Essa é uma crônica matinal. Como toda crônica matinal, pelo menos as minhas, haverá ira e haverá ódio.
Fui renovar a CNH. Falam muito mal do serviço público neste país. A galera da UAI (Unidade de Atendimento Integrado) de Uberlândia, no Pátio Sabiá não merece as críticas. Às 8h da madrugada, estavam todos bem a postos atendendo a fila matinal de cidadãos cuidando de suas burocracias rotineiras.
A moça que me atendeu estava séria. No atendimento ao lado, outra moça, bem sorridente, explicava pela quarta vez qual havia sido o erro da cidadã que deixou as coisas para a última hora e tinha se enganado quanto a um procedimento. Ali ela só conseguiria dar início ao processo de… sei lá. Ainda precisaria fazer mais isso, aquilo e aquilo outro.
— Mas me disseram que era aqui.
— Então. Como eu já expliquei pra senhora…
— Então eu acordei cedo, vim de moto pra cá, vou atrasar no serviço e não vou conseguir resolver isso hoje?
— Infelizmente não.
A cidadã queria xingar. Queria xingar a educada, atenciosa e sorridente atendente.
Foi então que descobri uma forma moderna de ofender alguém. A cidadã pegou o telefone, ligou para alguém (ou fingiu que ligou) e começou:
— A gente vem aqui, amiga, e o povo faz isso com a gente. Eh… Não, ninguém resolve nada nesse país não! Agora eu tô aqui, feito idiota, esperando e não vou conseguir resolver tudo hoje. Bando de incompetentes. Onde já se viu! Eh… pra você ver! Uns incompetentes…
A atendente deu a senha. A cidadã se foi. Fiquei esperando a atendente virar para a colega do lado e começar sua vingança. Não o fez. Continuou sorrindo.
Nos nossos dias, há sempre um celular para intermediar nossa ira.

Paulista, formado em Economia, trabalha como escrevente do Tribunal de Justiça de São Paulo. Mora atualmente em Uberlândia/MG com Carolina, sua esposa. Começou a escrever tardiamente, por volta de 2018. Desde então, tem escrito mais a cada ano. Publicou contos, crônicas e poesias em antologias diversas.

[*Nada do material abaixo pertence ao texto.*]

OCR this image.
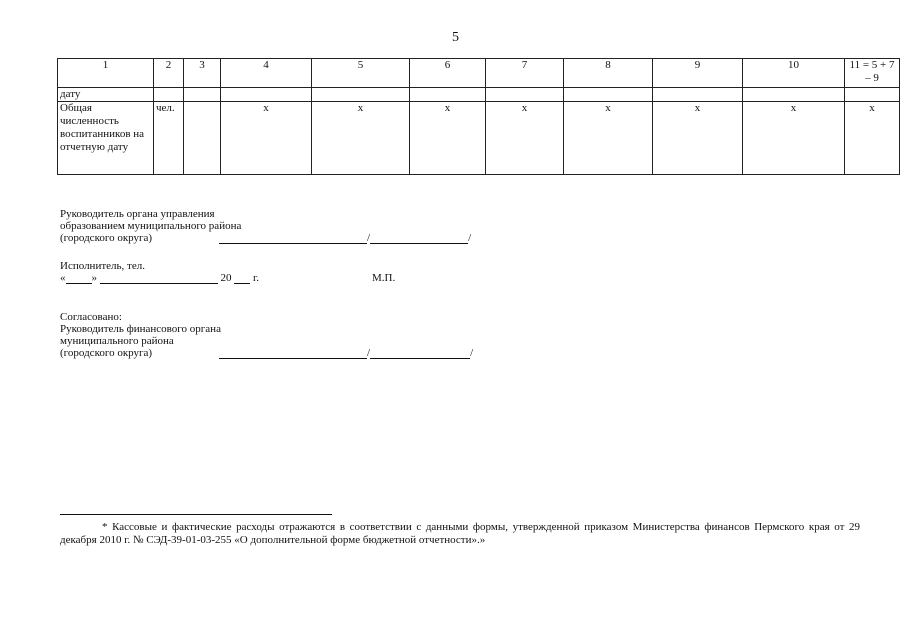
5
1	2	3	4	5	6	7	8	9	10	11 = 5 + 7 – 9
дату										
Общая численность воспитанников на отчетную дату	чел.		x	x	x	x	x	x	x	x
Руководитель органа управления
образованием муниципального района
(городского округа)	/	/
Исполнитель, тел.
« »	20 г.	М.П.
Согласовано:
Руководитель финансового органа
муниципального района
(городского округа)	/	/
* Кассовые и фактические расходы отражаются в соответствии с данными формы, утвержденной приказом Министерства финансов Пермского края от 29 декабря 2010 г. № СЭД-39-01-03-255 «О дополнительной форме бюджетной отчетности».»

4 respostas em “Ofensa 2.0”
Há pessoas que se sentem o centro do universo, esperando que tudo gire ao seu redor. Pessoas difíceis.
Parabéns, Misael. Ótima crônica.
Entre mortos e feridos todos perdem a guerra. Realmente, vivemos em um tempo que todos querem estar sempre certos e nunca admitem as próprias deficiências, difícil tomar partido de A ou B. Parabéns pela crônica.
Verdade Misael, você testemunhou uma maneira contemporânea e digital de ofender rsrs
Adorei a crônica!
Tudo bem que tem mesmo atendentes ruins e mal-educados, Misael, mas aí a cidadã não entender as entrelinhas e as regras do troço deixando tudo pra última hora, é achar que tudo gira ao seu redor.
Dou loas a atendente que não perdeu o bom humor nesse caso. E qualquer coisa que não sai do seu agrado vira ofensa.
Estamos na era da impaciência e do imediatismo, meu caro amigo. Enquanto não entender que tudo leva tempo, vai ser assim.
É isso. Um grande abraço e até a próxima.